その夜、帰宅して、薬局づくりの話を妻にすると、「馬鹿な事を考えないで」と怒られてしまいました。当然のことでしょう。ところが、翌朝、目を覚ますと、テーブルの上に、通帳と印鑑が黙って置いてあったそうです。子どもが大きくなったことから、そろそろマイホームを建てようかと貯めてあったお金でした。現代版「山内一豊の妻」といったところでしょうか。

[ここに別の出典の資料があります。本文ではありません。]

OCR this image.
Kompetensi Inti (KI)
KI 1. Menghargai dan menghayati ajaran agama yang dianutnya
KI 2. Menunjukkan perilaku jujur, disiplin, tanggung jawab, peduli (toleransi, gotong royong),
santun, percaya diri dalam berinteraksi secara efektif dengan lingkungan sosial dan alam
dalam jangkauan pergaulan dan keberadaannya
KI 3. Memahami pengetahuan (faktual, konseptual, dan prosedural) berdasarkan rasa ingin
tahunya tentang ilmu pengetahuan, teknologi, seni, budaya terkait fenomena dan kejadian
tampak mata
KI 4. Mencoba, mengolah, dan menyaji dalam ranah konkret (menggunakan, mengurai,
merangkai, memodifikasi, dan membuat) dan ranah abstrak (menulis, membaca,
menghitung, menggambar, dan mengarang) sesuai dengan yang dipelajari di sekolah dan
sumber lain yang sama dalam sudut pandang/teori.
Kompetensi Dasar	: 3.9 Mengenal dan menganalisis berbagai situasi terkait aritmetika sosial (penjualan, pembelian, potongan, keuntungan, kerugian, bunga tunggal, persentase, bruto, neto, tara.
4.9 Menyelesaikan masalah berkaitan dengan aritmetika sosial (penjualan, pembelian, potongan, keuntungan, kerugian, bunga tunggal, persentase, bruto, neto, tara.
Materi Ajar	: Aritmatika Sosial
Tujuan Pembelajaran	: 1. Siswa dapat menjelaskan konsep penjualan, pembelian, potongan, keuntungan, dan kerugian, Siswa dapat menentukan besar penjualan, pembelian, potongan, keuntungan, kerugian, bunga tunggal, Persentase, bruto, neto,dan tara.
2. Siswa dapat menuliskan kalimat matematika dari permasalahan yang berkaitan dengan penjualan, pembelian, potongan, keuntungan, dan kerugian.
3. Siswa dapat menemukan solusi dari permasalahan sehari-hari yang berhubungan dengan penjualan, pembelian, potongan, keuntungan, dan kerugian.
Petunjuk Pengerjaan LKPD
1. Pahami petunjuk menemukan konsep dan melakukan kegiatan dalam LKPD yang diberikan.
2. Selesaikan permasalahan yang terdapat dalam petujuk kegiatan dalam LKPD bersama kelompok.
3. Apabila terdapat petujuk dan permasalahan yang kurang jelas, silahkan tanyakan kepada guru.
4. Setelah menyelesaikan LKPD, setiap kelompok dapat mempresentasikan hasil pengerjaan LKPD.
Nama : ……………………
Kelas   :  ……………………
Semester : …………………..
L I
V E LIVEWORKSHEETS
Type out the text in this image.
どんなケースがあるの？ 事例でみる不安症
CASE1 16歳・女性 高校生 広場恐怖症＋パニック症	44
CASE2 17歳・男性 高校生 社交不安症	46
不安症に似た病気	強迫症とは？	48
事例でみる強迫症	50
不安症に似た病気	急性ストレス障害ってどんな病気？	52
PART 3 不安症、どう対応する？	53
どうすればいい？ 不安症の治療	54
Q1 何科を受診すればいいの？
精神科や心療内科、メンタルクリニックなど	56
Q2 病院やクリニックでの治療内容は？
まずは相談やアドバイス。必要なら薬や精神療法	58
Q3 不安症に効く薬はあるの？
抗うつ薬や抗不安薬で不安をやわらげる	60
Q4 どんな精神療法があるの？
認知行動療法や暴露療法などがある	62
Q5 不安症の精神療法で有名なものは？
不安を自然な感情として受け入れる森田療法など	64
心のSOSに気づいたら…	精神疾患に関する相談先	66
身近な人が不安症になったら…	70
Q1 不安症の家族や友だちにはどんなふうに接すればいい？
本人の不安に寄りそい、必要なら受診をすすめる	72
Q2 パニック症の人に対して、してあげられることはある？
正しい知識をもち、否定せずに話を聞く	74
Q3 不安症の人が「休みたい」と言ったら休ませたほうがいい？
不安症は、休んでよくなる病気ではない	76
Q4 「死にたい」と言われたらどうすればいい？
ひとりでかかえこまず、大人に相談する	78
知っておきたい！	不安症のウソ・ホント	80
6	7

2011年8月に開設したこの陸前高田の第1号薬局が根城になり、ボランティアが150人ほど集まってきました。看護師、療法士などの人たちで、マッサージ、足湯、ラジオ体操も実施しました。富山さんのネットワーク力ですね。当初はNPO法人として活動していましたが、「慈善でいいことをしています」では事業が続かないと判断した富山さんは㈱ロッツ(Lots)を立ち上げました。Liberate your Own Talentsの略で「参加者みなに自分の才能を解放してもらいたい」という思いを込めて、そう命名したのです。全員の力を結集して事業を黒字にしないと活動は継続できないのです。

薬局が動き出すと、震災前から現地に存在した少子高齢化、過疎ゆえの医師、医療施設不足を目のあたりにすることになりました。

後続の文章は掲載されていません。